À partir des années 2000, Jacob Desvarieux commence à collaborer avec des artistes souvent plus jeunes, originaires surtout de la Caraïbe et d’Afrique et oeuvrant dans différents genres musicaux (ragga, rap, dance hall, R&B etc.), le zouk prend alors une autre couleur. Parmi ces derniers, on retrouve : Jocelyne Labylle, Cheela et Passi (Laisse parler les gens, 2003), Lynnsha et Lady Sweety (Ma rivale, 2006), Admiral T et Jocelyne Béroard (Fòs a péyi la, 2007), Vick et Bayce (Viens bouger ton Botcho, 2010), Yola Araujo (E hoje ou nunca, 2011), T-Shaa et Misié Sadik (Ban nou misik, 2015), King Daddy Yod (Démaré mwen, 2018) Toofan (Ou lé, 2019) ou encore Machel Montano (Dancè, 2019).
Notons que pendant sa carrière, Jacob Desvarieux a aussi collaboré à des oeuvres humanitaires. En 2017, il est le parrain de l’association “1 pour tous, tous pour l’autisme”. L’artiste a également reçu plusieurs distinctions honorifiques comme les insignes du chevalier des Arts et des Lettres, en décembre 2020.
Le 11 mai 2019, ils sont 40 000 réunis à Paris La Défense Arena pour regarder le premier concert anniversaire de Kassav’ qui célèbre ses 40 années d’existence. Puis, le groupe débute une grande tournée nationale qui passe par la Guadeloupe et la Martinique et une tournée internationale pour fêter l’événement mais celle-ci s’arrête à cause de l’épidémie de Covid-19. Jacob Desvarieux reste confiné dans la maison de sa mère à Saint-François en Guadeloupe, un lieu où il vient régulièrement se ressourcer parmi les siens.

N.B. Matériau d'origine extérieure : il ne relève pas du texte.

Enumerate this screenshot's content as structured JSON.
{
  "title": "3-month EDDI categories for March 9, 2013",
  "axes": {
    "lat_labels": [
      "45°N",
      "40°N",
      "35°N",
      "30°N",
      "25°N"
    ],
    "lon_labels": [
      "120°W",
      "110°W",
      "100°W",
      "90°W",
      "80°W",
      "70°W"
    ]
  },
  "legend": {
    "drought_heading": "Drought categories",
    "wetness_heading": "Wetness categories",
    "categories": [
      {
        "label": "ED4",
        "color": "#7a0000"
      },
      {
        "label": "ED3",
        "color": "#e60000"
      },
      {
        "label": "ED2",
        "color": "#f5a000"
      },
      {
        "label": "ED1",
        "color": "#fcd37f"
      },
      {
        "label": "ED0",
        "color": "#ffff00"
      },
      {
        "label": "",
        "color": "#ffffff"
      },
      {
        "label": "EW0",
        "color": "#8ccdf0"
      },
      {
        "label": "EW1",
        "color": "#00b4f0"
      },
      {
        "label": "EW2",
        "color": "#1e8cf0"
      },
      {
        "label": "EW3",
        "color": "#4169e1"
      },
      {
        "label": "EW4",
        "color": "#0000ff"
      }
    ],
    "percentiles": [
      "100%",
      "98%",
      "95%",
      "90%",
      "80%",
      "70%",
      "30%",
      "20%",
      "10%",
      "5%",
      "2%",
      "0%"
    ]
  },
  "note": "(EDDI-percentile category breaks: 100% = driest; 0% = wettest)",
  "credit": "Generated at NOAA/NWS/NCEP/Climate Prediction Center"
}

En 2021, après plus d’une année d’attente, l’agenda du groupe Kassav’ recommence à se remplir et l’artiste décide de refaire cette tournée en Guadeloupe et Martinique qu’il avait faite en novembre 2018 afin de chanter et jouer le blues de la canne à sucre lors de son concert “Nanm Kann“, accompagné de musiciens et choristes qu’il avait choisis avec soin. C’est durant ces rencontres dans sa Caraïbe qu’il a été contaminé par le Covid-19 et qu’il nous a quittés : “Il est dorénavant bienheureux parmi les artistes éternels. Nous nous souviendrons de lui”, comme l’a dit une de ses cousines également artiste.